Functional enrichment analysis of DMGs negatively associated with DEGs. (A) A bar plot graph shows the GO enrichment of DMGs negatively associated with DEGs. The Y-axis denotes different GO terms, while the X-axis shows the number of DMGs negatively associated with DEGs. BP, CC, and MF denote biological processes, cellular components, and molecular functions, respectively. (B) A scatter plot illustration of the KEGG pathway for DMGs negatively associated with DEGs. The Y and X axes display the pathway names and the gene ratio, respectively.
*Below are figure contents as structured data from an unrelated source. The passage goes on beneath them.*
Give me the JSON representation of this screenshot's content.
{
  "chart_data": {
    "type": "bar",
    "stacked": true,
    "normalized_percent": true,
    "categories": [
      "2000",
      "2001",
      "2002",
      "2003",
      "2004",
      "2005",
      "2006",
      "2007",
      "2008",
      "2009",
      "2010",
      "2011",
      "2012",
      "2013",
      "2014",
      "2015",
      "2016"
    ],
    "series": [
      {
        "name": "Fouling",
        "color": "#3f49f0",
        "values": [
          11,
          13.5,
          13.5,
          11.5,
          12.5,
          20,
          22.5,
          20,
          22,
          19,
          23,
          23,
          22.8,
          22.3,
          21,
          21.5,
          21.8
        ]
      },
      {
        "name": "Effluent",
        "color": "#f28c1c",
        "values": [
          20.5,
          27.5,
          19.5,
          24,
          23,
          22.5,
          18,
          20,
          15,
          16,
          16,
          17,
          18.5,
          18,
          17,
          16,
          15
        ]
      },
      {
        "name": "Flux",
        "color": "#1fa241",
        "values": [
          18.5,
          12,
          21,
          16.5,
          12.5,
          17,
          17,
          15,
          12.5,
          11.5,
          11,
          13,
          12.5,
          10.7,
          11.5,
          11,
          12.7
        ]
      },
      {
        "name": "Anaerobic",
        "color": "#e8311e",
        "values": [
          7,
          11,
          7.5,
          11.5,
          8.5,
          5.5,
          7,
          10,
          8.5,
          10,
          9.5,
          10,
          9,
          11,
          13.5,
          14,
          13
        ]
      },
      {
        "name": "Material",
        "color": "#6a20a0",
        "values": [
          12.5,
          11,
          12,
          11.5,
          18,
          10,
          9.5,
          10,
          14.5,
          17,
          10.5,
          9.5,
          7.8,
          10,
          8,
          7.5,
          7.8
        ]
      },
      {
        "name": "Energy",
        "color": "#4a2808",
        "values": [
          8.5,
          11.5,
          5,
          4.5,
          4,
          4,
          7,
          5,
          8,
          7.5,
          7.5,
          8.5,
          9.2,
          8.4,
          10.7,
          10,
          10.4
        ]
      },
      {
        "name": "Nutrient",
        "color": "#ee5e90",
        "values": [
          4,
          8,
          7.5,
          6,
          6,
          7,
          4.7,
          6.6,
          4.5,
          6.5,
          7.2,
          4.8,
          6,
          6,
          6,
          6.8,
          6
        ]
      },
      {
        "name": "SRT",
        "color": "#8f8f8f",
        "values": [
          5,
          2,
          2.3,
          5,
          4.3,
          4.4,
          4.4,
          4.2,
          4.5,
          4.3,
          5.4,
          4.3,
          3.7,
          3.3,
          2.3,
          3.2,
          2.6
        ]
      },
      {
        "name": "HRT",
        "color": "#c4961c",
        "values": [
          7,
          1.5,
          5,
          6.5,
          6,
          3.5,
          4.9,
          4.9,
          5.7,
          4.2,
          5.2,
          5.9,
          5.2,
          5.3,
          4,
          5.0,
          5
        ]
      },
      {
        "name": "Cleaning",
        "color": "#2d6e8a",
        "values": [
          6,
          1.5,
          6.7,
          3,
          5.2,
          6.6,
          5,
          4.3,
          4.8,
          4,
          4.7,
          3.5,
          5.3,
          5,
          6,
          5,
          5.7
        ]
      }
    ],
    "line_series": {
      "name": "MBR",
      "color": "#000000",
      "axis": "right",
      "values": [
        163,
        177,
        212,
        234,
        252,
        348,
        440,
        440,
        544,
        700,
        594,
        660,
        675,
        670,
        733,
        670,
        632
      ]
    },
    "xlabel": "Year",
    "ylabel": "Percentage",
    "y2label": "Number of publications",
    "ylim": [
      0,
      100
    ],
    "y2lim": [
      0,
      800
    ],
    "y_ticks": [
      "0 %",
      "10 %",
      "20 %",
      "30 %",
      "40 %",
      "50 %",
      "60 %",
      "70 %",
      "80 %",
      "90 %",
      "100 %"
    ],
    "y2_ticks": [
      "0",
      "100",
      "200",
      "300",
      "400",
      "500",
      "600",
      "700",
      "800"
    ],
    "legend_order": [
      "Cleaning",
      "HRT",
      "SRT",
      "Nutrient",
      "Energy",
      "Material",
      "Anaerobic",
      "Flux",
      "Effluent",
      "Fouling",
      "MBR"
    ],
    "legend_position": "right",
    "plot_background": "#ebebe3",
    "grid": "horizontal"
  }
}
The dot size represents the number of DMGs negatively associated with DEGs in the pathway, while the dot color corresponds to distinct q-values.

Figure 6

Validation of DMGs and their expression patterns. (A) The RT-qPCR expression levels of genes were consistent with RNA-Seq data; hyper-methylation suppressed gene expression and hypo-methylation stimulated gene expression. (B) DNA methylation detected by BSP was consistent with WGBS data. Triplicate biological assays were conducted, with β-actin serving as a control housekeeping gene. * p < 0.05; ** p < 0.01; *** p < 0.001.